The manifesto pledges not to extend the Brexit transition period beyond the end of 2020, raising the prospect of a delayed no-deal split if a trading relationship cannot be agreed. Responding to the release, the Confederation of British Industry said that “the inconvenient truth remains: sustainable economic growth will be risked if there is a needless rush for a bare bones Brexit deal that would slow down our domestic progress for a generation.”
Johnson repeatedly insisted that spending increases are only feasible once Brexit is secured, and sought to portray the choice facing British voters as one between “out and out, retrograde and destructive socialism” and “sensible One Nation Conservatism.”
The document is more restrained in scope than the reformist agenda unveiled by the Labour leader Jeremy Corbyn last week, which promised free broadband, a major house-building program and a hike in the minimum wage.

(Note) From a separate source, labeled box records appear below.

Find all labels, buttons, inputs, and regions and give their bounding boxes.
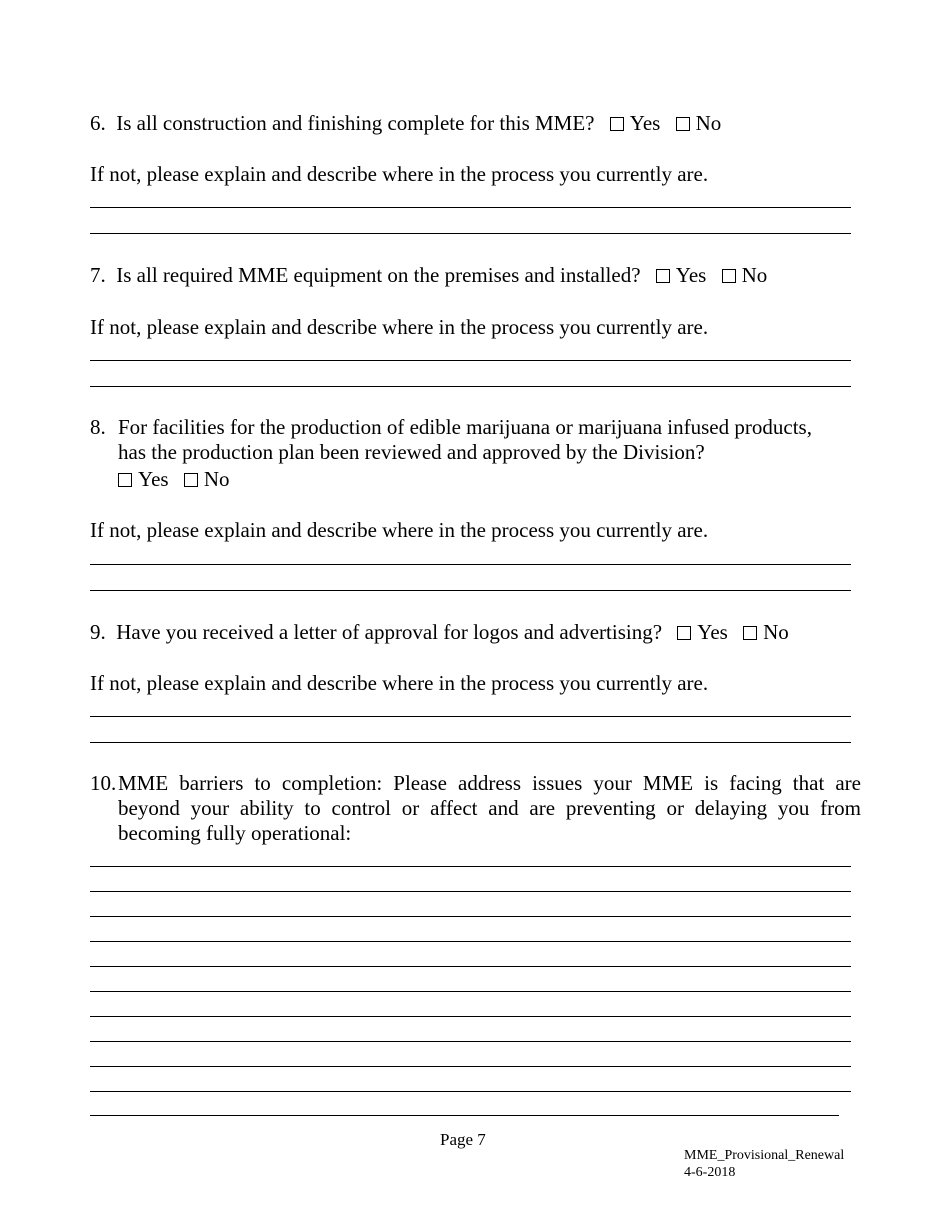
document-id: [684, 1147, 844, 1181]
question-10-text-line2: beyond your ability to control or affect and are preventing or delaying you from: [118, 796, 861, 820]
checkbox-icon[interactable]: [722, 269, 736, 283]
answer-line[interactable]: [90, 991, 851, 992]
question-7-text: Is all required MME equipment on the premises and installed?: [116, 263, 641, 287]
checkbox-icon[interactable]: [743, 626, 757, 640]
answer-line[interactable]: [90, 386, 851, 387]
answer-line[interactable]: [90, 716, 851, 717]
question-7: [90, 263, 767, 288]
answer-line[interactable]: [90, 742, 851, 743]
question-7-followup: If not, please explain and describe where in the process you currently are.: [90, 315, 709, 339]
yes-label: Yes: [697, 620, 728, 644]
no-label: No: [695, 111, 722, 135]
answer-line[interactable]: [90, 916, 851, 917]
answer-line[interactable]: [90, 941, 851, 942]
question-10-text-line1: MME barriers to completion: Please address issues your MME is facing that are: [118, 771, 861, 795]
checkbox-icon[interactable]: [656, 269, 670, 283]
question-9: [90, 620, 789, 645]
yes-label: Yes: [138, 467, 169, 491]
question-6-followup: If not, please explain and describe where in the process you currently are.: [90, 162, 709, 186]
question-6-yes-option[interactable]: [610, 111, 661, 136]
question-6-text: Is all construction and finishing complete for this MME?: [116, 111, 595, 135]
question-7-no-option[interactable]: [722, 263, 768, 288]
question-9-text: Have you received a letter of approval for logos and advertising?: [116, 620, 663, 644]
question-9-no-option[interactable]: [743, 620, 789, 645]
document-date: 4-6-2018: [684, 1165, 736, 1180]
question-8-text-line1: For facilities for the production of edible marijuana or marijuana infused products,: [118, 415, 812, 439]
checkbox-icon[interactable]: [677, 626, 691, 640]
question-9-number: 9.: [90, 620, 106, 644]
question-6-no-option[interactable]: [676, 111, 722, 136]
yes-label: Yes: [675, 263, 707, 287]
question-9-yes-option[interactable]: [677, 620, 728, 645]
question-6: [90, 111, 721, 136]
question-8-number: 8.: [90, 415, 106, 439]
answer-line[interactable]: [90, 564, 851, 565]
document-name: MME_Provisional_Renewal: [684, 1148, 845, 1163]
answer-line[interactable]: [90, 233, 851, 234]
question-9-followup: If not, please explain and describe where in the process you currently are.: [90, 671, 709, 695]
answer-line[interactable]: [90, 966, 851, 967]
question-6-number: 6.: [90, 111, 106, 135]
answer-line[interactable]: [90, 1091, 851, 1092]
question-8-options: [118, 467, 229, 492]
checkbox-icon[interactable]: [676, 117, 690, 131]
question-8-text-line2: has the production plan been reviewed and approved by the Division?: [118, 440, 705, 464]
checkbox-icon[interactable]: [118, 473, 132, 487]
question-8-followup: If not, please explain and describe where in the process you currently are.: [90, 518, 709, 542]
answer-line[interactable]: [90, 891, 851, 892]
answer-line[interactable]: [90, 1066, 851, 1067]
answer-line[interactable]: [90, 207, 851, 208]
no-label: No: [763, 620, 789, 644]
checkbox-icon[interactable]: [610, 117, 624, 131]
no-label: No: [203, 467, 230, 491]
answer-line[interactable]: [90, 866, 851, 867]
checkbox-icon[interactable]: [184, 473, 198, 487]
question-8-yes-option[interactable]: [118, 467, 169, 492]
answer-line[interactable]: [90, 1115, 839, 1116]
answer-line[interactable]: [90, 360, 851, 361]
answer-line[interactable]: [90, 590, 851, 591]
no-label: No: [741, 263, 768, 287]
question-10-number: 10.: [90, 771, 117, 795]
page-number: Page 7: [440, 1130, 486, 1149]
question-7-yes-option[interactable]: [656, 263, 707, 288]
question-10-text: [118, 771, 861, 846]
question-7-number: 7.: [90, 263, 106, 287]
answer-line[interactable]: [90, 1041, 851, 1042]
answer-line[interactable]: [90, 1016, 851, 1017]
question-8-no-option[interactable]: [184, 467, 230, 492]
yes-label: Yes: [629, 111, 661, 135]
question-10-text-line3: becoming fully operational:: [118, 821, 352, 845]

“This is the billionaires’ manifesto. They bought it. You’ll pay for it,” Corbyn tweeted during Johnson’s launch event, in keeping with his party’s economically populist campaign message. Earlier in the day, Labour announced a plan to pay compensation to millions of women born in the 1950s who missed out on state pension payouts when David Cameron’s government changed the pension age.
The chancellors of the two major parties had earlier clashed on their spending plans; Sajid Javid told Sky News on Sunday that Britons’ “spending, borrowing and debt would be out of control” under Labour’s vision – but his counterpart John McDonnell told the same network his party “would address the priorities, the real issues facing our community.”
The Prime Minister’s party is enjoying a healthy lead in opinion polls, though the range of predicted vote shares suggests a hung Parliament remains a possibility.
His newly proposed timetable to pass the withdrawal agreement would leave a matter of days between the election and Parliament’s break for Christmas.
It would be followed by more negotiations with the European Union over the future relationship between the two blocs, which Javid said could be achieved “by the end of next year.”